Mas, excetuando-se manifestações isoladas de pessoas mais exaltadas, não se ouviu a defesa do fim do Supremo ou do Congresso Nacional.
Ninguém lembrou, por exemplo, do cabo e do soldado mencionados por Eduardo Bolsonaro como suficientes para fechar o STF.
O máximo a que se chegava eram faixas como “A Justiça se perde com esses togados do STF”. Ou o muito aplaudido discurso de um sargento, completo com sua farda do Exército, que defendeu a mudança na forma como os ministros são escolhidos, com obrigatoriedade de serem juízes de carreira.
A Paulista estava cheia, embora não intransitável.
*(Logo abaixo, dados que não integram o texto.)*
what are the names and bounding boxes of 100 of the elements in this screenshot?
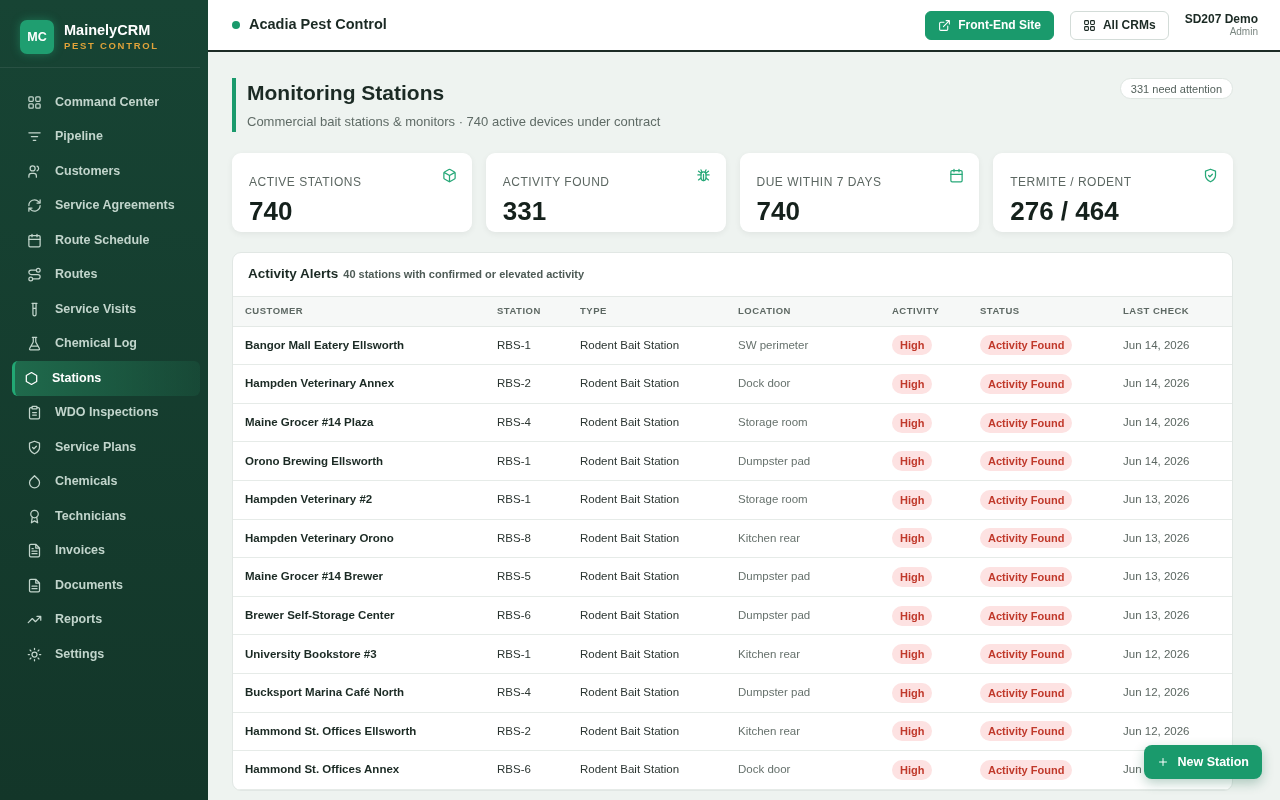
station-type: Rodent Bait Station [580, 724, 680, 737]
sidebar-item[interactable]: Reports [0, 602, 208, 637]
column-header: TYPE [580, 296, 738, 327]
stat-label: TERMITE / RODENT [1010, 174, 1132, 190]
station-location: Storage room [738, 416, 808, 429]
station-id: RBS-1 [497, 454, 531, 467]
sidebar-item[interactable]: Documents [0, 568, 208, 603]
stat-value: 276 / 464 [1010, 195, 1119, 227]
status-badge: Activity Found [980, 605, 1073, 626]
station-id: RBS-5 [497, 570, 531, 583]
attention-badge: 331 need attention [1119, 78, 1233, 99]
customer-name: Hammond St. Offices Annex [245, 763, 400, 776]
customer-name: Bangor Mall Eatery Ellsworth [245, 338, 405, 351]
sidebar-item[interactable]: Routes [0, 257, 208, 292]
sidebar-item[interactable]: Chemical Log [0, 326, 208, 361]
status-badge: Activity Found [980, 451, 1073, 472]
customer-name: Brewer Self-Storage Center [245, 609, 395, 621]
station-location: Dock door [738, 377, 791, 390]
sidebar-item[interactable]: Customers [0, 154, 208, 189]
last-check-date: Jun 14, 2026 [1123, 377, 1190, 390]
station-type: Rodent Bait Station [580, 763, 680, 776]
brand-name: MainelyCRM [64, 22, 152, 39]
sidebar-item[interactable]: Service Plans [0, 430, 208, 465]
sidebar-item[interactable]: Service Agreements [0, 188, 208, 223]
sidebar-item[interactable]: Chemicals [0, 464, 208, 499]
stat-label: ACTIVE STATIONS [249, 174, 362, 190]
station-id: RBS-2 [497, 377, 531, 390]
card-title: Activity Alerts [248, 265, 339, 284]
status-dot-icon [232, 21, 240, 29]
external-link-icon [938, 18, 952, 32]
users-icon [27, 163, 42, 179]
sun-icon [27, 646, 42, 662]
calendar-icon [949, 167, 965, 183]
hexagon-icon [24, 370, 39, 386]
status-badge: Activity Found [980, 335, 1073, 356]
sidebar-item[interactable]: Stations [12, 361, 200, 396]
station-type: Rodent Bait Station [580, 686, 680, 699]
document-icon [27, 543, 42, 559]
status-badge: Activity Found [980, 489, 1073, 510]
station-location: Dock door [738, 763, 791, 776]
last-check-date: Jun 14, 2026 [1123, 416, 1190, 429]
page-subtitle: Commercial bait stations & monitors · 740 active devices under contract [247, 113, 661, 132]
last-check-date: Jun 14, 2026 [1123, 338, 1190, 351]
new-station-button[interactable]: New Station [1144, 745, 1262, 779]
sidebar-item[interactable]: Route Schedule [0, 223, 208, 258]
status-badge: Activity Found [980, 374, 1073, 395]
status-badge: Activity Found [980, 567, 1073, 588]
bug-icon [695, 167, 711, 183]
station-type: Rodent Bait Station [580, 454, 680, 467]
station-location: Dumpster pad [738, 570, 811, 583]
customer-name: Hampden Veterinary Annex [245, 377, 395, 390]
station-location: Dumpster pad [738, 609, 811, 621]
page-title: Monitoring Stations [247, 80, 446, 106]
stat-label: ACTIVITY FOUND [502, 174, 610, 190]
front-end-site-button[interactable]: Front-End Site [925, 10, 1054, 40]
last-check-date: Jun 12, 2026 [1123, 724, 1190, 737]
activity-badge: High [892, 760, 933, 780]
station-type: Rodent Bait Station [580, 377, 680, 390]
station-id: RBS-6 [497, 763, 531, 776]
grid-icon [27, 94, 42, 110]
user-role: Admin [1228, 26, 1258, 39]
company-name: Acadia Pest Control [249, 15, 387, 35]
station-type: Rodent Bait Station [580, 531, 680, 544]
refresh-icon [27, 198, 42, 214]
station-id: RBS-1 [497, 338, 531, 351]
stat-label: DUE WITHIN 7 DAYS [756, 174, 882, 190]
station-id: RBS-8 [497, 531, 531, 544]
last-check-date: Jun [1123, 763, 1142, 776]
station-location: Kitchen rear [738, 724, 800, 737]
flask-icon [27, 336, 42, 352]
station-id: RBS-2 [497, 724, 531, 737]
status-badge: Activity Found [980, 412, 1073, 433]
station-location: Dumpster pad [738, 686, 811, 699]
sidebar-item[interactable]: Pipeline [0, 119, 208, 154]
sidebar-item[interactable]: Settings [0, 637, 208, 672]
sidebar-item[interactable]: WDO Inspections [0, 395, 208, 430]
status-badge: Activity Found [980, 760, 1073, 780]
column-header: ACTIVITY [892, 296, 980, 327]
sidebar-item[interactable]: Invoices [0, 533, 208, 568]
document-icon [27, 577, 42, 593]
award-icon [27, 508, 42, 524]
last-check-date: Jun 13, 2026 [1123, 609, 1190, 621]
logo-tile: MC [20, 20, 54, 54]
activity-badge: High [892, 644, 933, 665]
customer-name: Maine Grocer #14 Plaza [245, 416, 374, 429]
stat-value: 740 [249, 195, 293, 227]
station-type: Rodent Bait Station [580, 416, 680, 429]
activity-badge: High [892, 682, 933, 703]
sidebar-item[interactable]: Command Center [0, 85, 208, 120]
station-id: RBS-6 [497, 609, 531, 621]
station-location: Dumpster pad [738, 454, 811, 467]
sidebar-item[interactable]: Technicians [0, 499, 208, 534]
column-header: CUSTOMER [233, 296, 497, 327]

Havia muitos empresários, profissionais liberais e estudantes universitários que defendiam as reformas. Um deles, Ericon Matheus, segurava um cartaz que dizia: “Larga esse ódio e venha amar o Guedes”.
Mas também participaram muitos desempregados e moradores de bairros periféricos, todos defendendo uma reforma que vai, em última análise, reduzir direitos, o que não deixa de ser uma demonstração de força do governo.
“Vim pelo pacote do Moro, a reforma da Previdência e contra os ministros do STF. Bolsonaro está tentando governar, mas tem a interferência do Parlamento”, afirmou José Carlos de Oliveira, 21, ajudante de pedreiro em Guarulhos (SP).
Não se perdeu totalmente o clima de domingão na Paulista. Crianças tiravam fotos em cima de um caminhão do Exército estacionado (propriedade de um colecionador). Ambulantes vendiam camistas de Bolsonaro a R$ 10.
Bastões de plástico branco eram distribuídos. Mas neste domingo, não eram bonecos de Lula preso, como em outras manifestações. Tinham a frase “Congresso corrupto”, com ratos passeando pelas letras.